Hi there
I have a question about Ingesting data from DynamoDB using Data-Prepper.
We are using DynamoDB and OpenSearch Serverless, we successfully created OpenSearch Ingestion pipelines to sync data from DynamoDB to OpenSearch Serverless Collections (on AWS management console).
Now, we are building our own local development environment, we deployed DynamoDB, OpenSearch and Data-Prepper on Docker Containers. I tried to create a pipeline (shown in below) in order to sync data from local DynamoDB to local OpenSearch, but I got an error “awsAuthenticationConfig must not be null”.
I am not sure how to config awsAuthenticationConfig, since it is a DynamoDB hosted locally. Just wondering Data-Prepper supports ingesting data from DynamoDB to OpenSearch locally? or any suggestions for local development and testing?
org.opensearch.dataprepper.model.plugin.InvalidPluginConfigurationException: Plugin dynamodb in pipeline cdc-pipeline is configured incorrectly: awsAuthenticationConfig must not be null
I’m trying to do same thing using dynamodb and opensearch on a localstack container.
For awsAuthenticationConfig I used region localhost because that was used as region on my local table arn.
source:
dynamodb:
tables:
- table_arn: "arn:aws:dynamodb:localhost:000000000000:table/tablename"
# Remove the stream block if only export is needed
stream:
start_position: "LATEST"
aws:
region: "localhost"
Then I started to get this error and that happens when you use DataPrepper inMemoryCoordinator, then I tried to use a DynamoDB based Coordinator and I wasn’t able to have it pointing to my local dynamoDb since it requires a role
Hi @duartedb I am not using localstack, but I tried to add aws region: “local” in my pipeline config.
cdc-pipeline:
source:
dynamodb:
tables:
- table_arn: "arn:aws:dynamodb:ddblocal:000000000000:table/TableName"
stream:
start_position: "LATEST" # Read latest data from streams (Default)
aws:
region: "local"
I still have another issue :querySourcePartitionItemsByStatus is currently not supported in In Memory Store .
I am not sure Data Prepper supports local DynamoDB, I could not find any related doc or examples.

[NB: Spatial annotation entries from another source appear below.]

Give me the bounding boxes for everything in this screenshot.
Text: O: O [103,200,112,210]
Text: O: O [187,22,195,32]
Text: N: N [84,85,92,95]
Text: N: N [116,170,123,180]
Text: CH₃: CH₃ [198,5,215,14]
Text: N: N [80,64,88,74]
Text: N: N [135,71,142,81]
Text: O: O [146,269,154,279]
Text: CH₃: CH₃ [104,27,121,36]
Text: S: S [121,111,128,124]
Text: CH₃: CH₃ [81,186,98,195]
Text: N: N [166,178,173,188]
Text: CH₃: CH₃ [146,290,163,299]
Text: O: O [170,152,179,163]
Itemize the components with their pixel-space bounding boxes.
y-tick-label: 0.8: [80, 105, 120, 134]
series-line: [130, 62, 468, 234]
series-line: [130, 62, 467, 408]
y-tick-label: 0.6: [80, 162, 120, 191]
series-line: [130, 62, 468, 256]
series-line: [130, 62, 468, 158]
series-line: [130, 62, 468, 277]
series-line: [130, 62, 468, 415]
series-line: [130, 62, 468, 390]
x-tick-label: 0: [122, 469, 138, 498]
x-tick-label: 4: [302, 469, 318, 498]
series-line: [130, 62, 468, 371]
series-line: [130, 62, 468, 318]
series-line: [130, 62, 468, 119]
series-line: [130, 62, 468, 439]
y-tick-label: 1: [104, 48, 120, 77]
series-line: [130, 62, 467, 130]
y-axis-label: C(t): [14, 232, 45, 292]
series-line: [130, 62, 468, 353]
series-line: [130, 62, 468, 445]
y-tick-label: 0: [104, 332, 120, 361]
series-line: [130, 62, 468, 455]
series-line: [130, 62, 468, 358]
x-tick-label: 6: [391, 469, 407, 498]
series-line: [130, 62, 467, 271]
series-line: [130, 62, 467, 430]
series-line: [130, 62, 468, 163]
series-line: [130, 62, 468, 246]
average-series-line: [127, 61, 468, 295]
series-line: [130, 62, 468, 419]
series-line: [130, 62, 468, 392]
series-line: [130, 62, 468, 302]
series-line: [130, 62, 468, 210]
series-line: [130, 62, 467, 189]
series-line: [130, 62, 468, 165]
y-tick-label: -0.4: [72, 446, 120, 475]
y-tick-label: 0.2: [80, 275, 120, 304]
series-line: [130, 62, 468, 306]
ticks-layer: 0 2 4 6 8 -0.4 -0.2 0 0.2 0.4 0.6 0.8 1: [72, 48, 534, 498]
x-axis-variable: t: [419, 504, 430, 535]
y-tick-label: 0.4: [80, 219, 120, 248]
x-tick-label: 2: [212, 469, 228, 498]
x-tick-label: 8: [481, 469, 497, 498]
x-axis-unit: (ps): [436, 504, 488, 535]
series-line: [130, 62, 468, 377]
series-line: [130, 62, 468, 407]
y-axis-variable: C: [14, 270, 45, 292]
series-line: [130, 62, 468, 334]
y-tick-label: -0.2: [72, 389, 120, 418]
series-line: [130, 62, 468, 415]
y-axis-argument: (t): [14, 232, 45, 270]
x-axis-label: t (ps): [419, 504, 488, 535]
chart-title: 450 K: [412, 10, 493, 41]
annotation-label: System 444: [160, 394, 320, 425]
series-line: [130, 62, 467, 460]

pool-18-thread-1] INFO org.opensearch.dataprepper.plugins.source.dynamodb.leader.ShardManager - Listing shards (DescribeStream call) took 26 milliseconds with 0 shards found
2024-04-24 21:41:11 2024-04-24T09:41:11,109 [pool-18-thread-1] ERROR org.opensearch.dataprepper.plugins.source.dynamodb.leader.LeaderScheduler - Exception occurred in primary scheduling loop
2024-04-24 21:41:11 java.lang.UnsupportedOperationException: querySourcePartitionItemsByStatus is currently not supported in In Memory Store
2024-04-24 21:41:11 at org.opensearch.dataprepper.plugins.sourcecoordinator.inmemory.InMemorySourceCoordinationStore.querySourcePartitionItemsByStatus(InMemorySourceCoordinationStore.java:63) ~[in-memory-source-coordination-store-2.7.0.jar:?]
2024-04-24 21:41:11 at org.opensearch.dataprepper.sourcecoordination.enhanced.EnhancedLeaseBasedSourceCoordinator.queryCompletedPartitions(EnhancedLeaseBasedSourceCoordinator.java:135) ~[data-prepper-core-2.7.0.jar:?]
2024-04-24 21:41:11 at org.opensearch.dataprepper.plugins.source.dynamodb.leader.LeaderScheduler.run(LeaderScheduler.java:113) [dynamodb-source-2.7.0.jar:?]